Traffic Air Pollution Impairs Lung Function in Children
Starting from infancy to the initial few years of a child are very vital in determining the mental and physical health of the child for a lifetime.
A new study suggests that exposure to air pollution from traffic during infancy could hamper the lung function in children up to 8 years of age. The effect is particularly pronounced in children sensitive to common allergens or asthmatic, the study says.
"Earlier studies have shown that children are highly susceptible to the adverse effects of air pollution and suggest that exposure early in life may be particularly harmful," said researcher Göran Pershagen, MD, PhD, professor at the Karolinska Institutet Institute of Environmental Medicine in Stockholm, Sweden.
"In our prospective birth cohort study in a large population of Swedish children, exposure to traffic-related air pollution during infancy was associated with decreases in lung function at age eight, with stronger effects indicated in boys, children with asthma and particularly in children sensitized to allergens."
For the study, the researchers observed and studied 1,900 children, and followed them from birth till they turned 8 years old. In the duration of these 8 years, the researchers administered various questionnaires to the parents and conducted spirometry and immunoglobulin measurements.
Also, the researchers estimated the outdoor concentrations of particulate matter from road traffic in the residential area, daycare and school addresses of the children.
A 5th to 95th percentile difference in time-weighted exposure to outdoor concentrations of particulate matter from road traffic during the first year of life was associated with a reduced forced expiratory volume in one second (FEV1) of -59.3 mL (95% confidence interval (CI): -113.0 to -5.6) at age eight, medical Xpress reported.
This association was particularly seen in children sensitive to common inhalant and/or food allergens and among boy, apart from children with asthma.
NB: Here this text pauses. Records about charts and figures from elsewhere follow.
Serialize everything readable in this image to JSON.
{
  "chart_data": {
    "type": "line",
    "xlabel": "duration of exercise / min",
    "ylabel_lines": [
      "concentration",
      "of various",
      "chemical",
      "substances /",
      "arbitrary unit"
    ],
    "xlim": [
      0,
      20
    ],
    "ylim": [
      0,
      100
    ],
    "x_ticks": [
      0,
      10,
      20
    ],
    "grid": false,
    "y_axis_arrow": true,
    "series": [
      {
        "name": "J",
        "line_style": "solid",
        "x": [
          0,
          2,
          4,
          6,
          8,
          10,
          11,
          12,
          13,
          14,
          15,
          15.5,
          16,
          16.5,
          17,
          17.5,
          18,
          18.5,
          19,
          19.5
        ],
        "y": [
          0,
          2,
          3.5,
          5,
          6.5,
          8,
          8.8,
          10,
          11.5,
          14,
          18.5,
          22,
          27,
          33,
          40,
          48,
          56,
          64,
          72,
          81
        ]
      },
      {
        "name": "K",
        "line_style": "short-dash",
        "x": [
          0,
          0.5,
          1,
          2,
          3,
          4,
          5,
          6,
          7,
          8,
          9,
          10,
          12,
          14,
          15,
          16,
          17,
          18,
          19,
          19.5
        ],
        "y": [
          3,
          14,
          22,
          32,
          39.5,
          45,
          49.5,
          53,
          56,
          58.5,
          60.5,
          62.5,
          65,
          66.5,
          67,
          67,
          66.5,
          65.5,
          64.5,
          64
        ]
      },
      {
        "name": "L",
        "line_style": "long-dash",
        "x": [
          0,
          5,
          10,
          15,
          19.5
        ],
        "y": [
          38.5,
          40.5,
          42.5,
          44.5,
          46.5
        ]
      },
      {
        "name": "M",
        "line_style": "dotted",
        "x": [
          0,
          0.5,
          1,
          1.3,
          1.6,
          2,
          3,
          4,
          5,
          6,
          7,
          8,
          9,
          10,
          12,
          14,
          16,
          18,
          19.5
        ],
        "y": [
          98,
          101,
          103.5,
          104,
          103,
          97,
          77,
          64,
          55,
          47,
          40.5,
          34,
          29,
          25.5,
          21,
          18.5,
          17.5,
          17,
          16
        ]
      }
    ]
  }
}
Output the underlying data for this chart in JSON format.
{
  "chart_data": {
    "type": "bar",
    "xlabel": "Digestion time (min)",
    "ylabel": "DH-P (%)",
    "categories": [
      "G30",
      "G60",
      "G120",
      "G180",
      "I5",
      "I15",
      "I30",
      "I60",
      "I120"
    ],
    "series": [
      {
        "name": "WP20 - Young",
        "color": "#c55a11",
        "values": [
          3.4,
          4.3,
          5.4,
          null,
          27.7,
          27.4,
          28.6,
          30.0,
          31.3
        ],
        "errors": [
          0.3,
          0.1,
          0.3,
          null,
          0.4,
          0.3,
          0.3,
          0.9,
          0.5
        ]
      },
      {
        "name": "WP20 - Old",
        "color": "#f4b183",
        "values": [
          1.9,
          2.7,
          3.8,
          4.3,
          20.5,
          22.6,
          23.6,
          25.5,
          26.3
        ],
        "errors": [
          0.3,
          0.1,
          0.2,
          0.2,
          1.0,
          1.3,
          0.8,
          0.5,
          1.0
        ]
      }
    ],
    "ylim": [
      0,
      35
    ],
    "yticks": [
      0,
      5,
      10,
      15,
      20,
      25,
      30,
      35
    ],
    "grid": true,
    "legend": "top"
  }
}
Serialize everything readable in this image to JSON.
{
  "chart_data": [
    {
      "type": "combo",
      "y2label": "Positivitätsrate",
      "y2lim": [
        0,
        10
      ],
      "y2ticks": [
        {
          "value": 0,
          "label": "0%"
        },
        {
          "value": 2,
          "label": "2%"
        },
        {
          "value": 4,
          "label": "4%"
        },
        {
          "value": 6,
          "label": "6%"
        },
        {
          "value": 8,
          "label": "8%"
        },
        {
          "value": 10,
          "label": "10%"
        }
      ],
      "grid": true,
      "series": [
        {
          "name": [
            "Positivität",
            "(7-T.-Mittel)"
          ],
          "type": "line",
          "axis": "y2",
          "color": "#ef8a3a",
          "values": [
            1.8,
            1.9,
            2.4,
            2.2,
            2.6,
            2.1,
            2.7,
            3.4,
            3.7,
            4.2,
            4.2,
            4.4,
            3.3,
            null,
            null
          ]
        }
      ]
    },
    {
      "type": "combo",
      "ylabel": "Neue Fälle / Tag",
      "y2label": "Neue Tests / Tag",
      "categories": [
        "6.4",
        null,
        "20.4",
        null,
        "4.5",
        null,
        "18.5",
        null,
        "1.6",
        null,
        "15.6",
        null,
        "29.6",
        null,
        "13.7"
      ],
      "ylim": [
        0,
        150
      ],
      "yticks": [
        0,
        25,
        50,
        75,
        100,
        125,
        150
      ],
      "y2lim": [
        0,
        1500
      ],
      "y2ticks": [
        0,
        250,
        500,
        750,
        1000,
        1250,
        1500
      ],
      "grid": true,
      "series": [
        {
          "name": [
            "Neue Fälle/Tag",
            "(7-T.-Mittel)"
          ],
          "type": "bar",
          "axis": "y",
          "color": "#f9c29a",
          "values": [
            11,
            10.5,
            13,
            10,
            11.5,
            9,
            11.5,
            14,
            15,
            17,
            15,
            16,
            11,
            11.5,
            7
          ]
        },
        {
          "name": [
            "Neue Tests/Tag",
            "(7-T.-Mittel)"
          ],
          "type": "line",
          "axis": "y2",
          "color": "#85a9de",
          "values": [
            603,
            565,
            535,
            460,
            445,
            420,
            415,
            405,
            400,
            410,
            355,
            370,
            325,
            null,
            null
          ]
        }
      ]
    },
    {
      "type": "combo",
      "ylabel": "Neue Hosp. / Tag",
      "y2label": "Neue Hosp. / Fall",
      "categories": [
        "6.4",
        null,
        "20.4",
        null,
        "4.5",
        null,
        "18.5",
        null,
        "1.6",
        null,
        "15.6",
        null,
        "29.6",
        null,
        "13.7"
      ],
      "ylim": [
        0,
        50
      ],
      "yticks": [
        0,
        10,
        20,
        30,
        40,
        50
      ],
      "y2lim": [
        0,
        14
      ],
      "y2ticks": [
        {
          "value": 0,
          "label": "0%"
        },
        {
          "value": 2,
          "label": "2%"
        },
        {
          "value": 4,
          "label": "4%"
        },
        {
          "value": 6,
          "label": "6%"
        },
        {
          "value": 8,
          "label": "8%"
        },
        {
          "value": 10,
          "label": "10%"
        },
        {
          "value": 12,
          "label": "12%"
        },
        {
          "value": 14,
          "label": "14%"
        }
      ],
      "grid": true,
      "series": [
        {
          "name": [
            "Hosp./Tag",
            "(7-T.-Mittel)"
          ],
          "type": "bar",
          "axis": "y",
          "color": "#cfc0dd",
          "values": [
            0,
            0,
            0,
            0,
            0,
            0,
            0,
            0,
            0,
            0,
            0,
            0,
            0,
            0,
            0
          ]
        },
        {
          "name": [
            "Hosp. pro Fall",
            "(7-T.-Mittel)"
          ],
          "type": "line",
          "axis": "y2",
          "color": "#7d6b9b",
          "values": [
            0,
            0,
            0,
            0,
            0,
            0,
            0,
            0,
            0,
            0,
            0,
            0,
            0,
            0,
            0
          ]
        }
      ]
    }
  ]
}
The findings revealed that exposure to traffic-related air pollution after the child turns one-year-old, apparently causes lesser harm on subsequent lung function.
However, the study had certain limitations.
The calculation of the pollution was done only for the year 2004 and was extrapolated for the following years. Also, it was likely that the children's individual level of exposure differed and the pollution could have been miscalculated.
"Our study shows that early exposure to traffic-related air pollution has long-term adverse effects on respiratory health in children, particularly among atopic children," concluded Dr. Pershagen. "These results add to a large body of evidence demonstrating the detrimental effects of air pollution on human health."
The findings were published online ahead of print publication in the American Thoracic Society's American Journal of Respiratory and Critical Care Medicine.